Lots of people make an active effort to not be influenced by corporate advertising, to be conscious of the obvious strings being pulled, they DVR shit and skip commercials, and on and on....

The internet, though, affects people similarly, and there's a continuous roll towards cultural homogenization right now in that most people are consuming things from similar sources, and are also generally looking at and reading the same things online regardless of culture or country. Obv good and bad, people are the same everywhere and it's great people are connecting this way now, but there's also just a general trend towards passive consumption of content I'd liken to couch potato TV addicts in the pre-internet era. It's just as bad in a different way.

The trend towards crowd-sourced content also leaves people with little context for what they're seeing. I think most of us are generally the same age, here, I think I'm few years younger than most of you, but I'm glad I grew up in a time when my attention wasn't under threat of being diverted by the internet constantly in that I was able to follow extended trajectories of film history and indulge those interests with little distraction. (Watching movies by Scorsese led me to this which led me to that and on and on). I can't imagine doing that, now, if I were 14 or whatever. Now the entry point into this stuff is so much more amorphous and convoluted.

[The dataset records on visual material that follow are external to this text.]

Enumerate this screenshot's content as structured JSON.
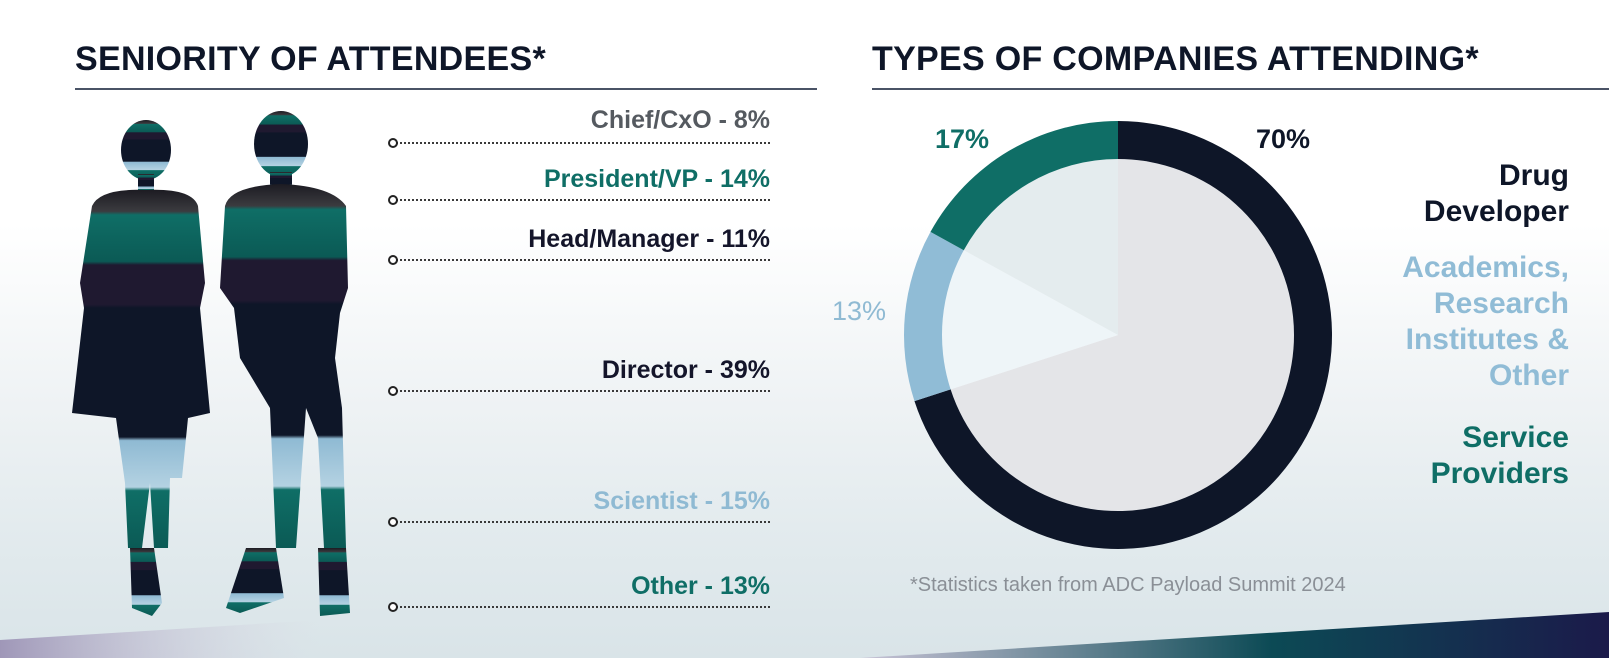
{
  "left": {
    "title": "SENIORITY OF ATTENDEES*",
    "items": [
      {
        "label": "Chief/CxO - 8%",
        "color": "#555a60"
      },
      {
        "label": "President/VP - 14%",
        "color": "#0f6e66"
      },
      {
        "label": "Head/Manager - 11%",
        "color": "#14152a"
      },
      {
        "label": "Director - 39%",
        "color": "#14152a"
      },
      {
        "label": "Scientist - 15%",
        "color": "#8fbad3"
      },
      {
        "label": "Other - 13%",
        "color": "#0f6e66"
      }
    ]
  },
  "right": {
    "title": "TYPES OF COMPANIES ATTENDING*",
    "footnote": "*Statistics taken from ADC Payload Summit 2024",
    "legend": [
      {
        "label_line1": "Drug",
        "label_line2": "Developer",
        "color": "#0e1628"
      },
      {
        "label_line1": "Academics,",
        "label_line2": "Research",
        "label_line3": "Institutes &",
        "label_line4": "Other",
        "color": "#90bcd6"
      },
      {
        "label_line1": "Service",
        "label_line2": "Providers",
        "color": "#0f6e66"
      }
    ]
  },
  "chart_data": {
    "type": "pie",
    "title": "TYPES OF COMPANIES ATTENDING*",
    "categories": [
      "Drug Developer",
      "Academics, Research Institutes & Other",
      "Service Providers"
    ],
    "values": [
      70,
      13,
      17
    ],
    "labels": [
      "70%",
      "13%",
      "17%"
    ],
    "colors": [
      "#0e1628",
      "#90bcd6",
      "#0f6e66"
    ],
    "legend_position": "right"
  }
}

I find this really funny, but...



...I have to imagine that that's going to be some eight year old's introduction to Jurassic Park before even seeing the movie. They'll watch the real thing some time and go "oh this is that movie from the flute video..." and not the other way around.

It's all backwards and forwards and up and down now and I think the loss of context, and also the loss of context due to the human element, just not having the time or attention to investigate things chronologically in a focused way over extended periods, is one of the greatest threats to culture as a whole. Nothing is really building on itself now except for the actual technological tools. Those are developing. It's too bad the importance of the actual content has become obscured by everyone's mad, zealous fervor for the technological tools they view it on.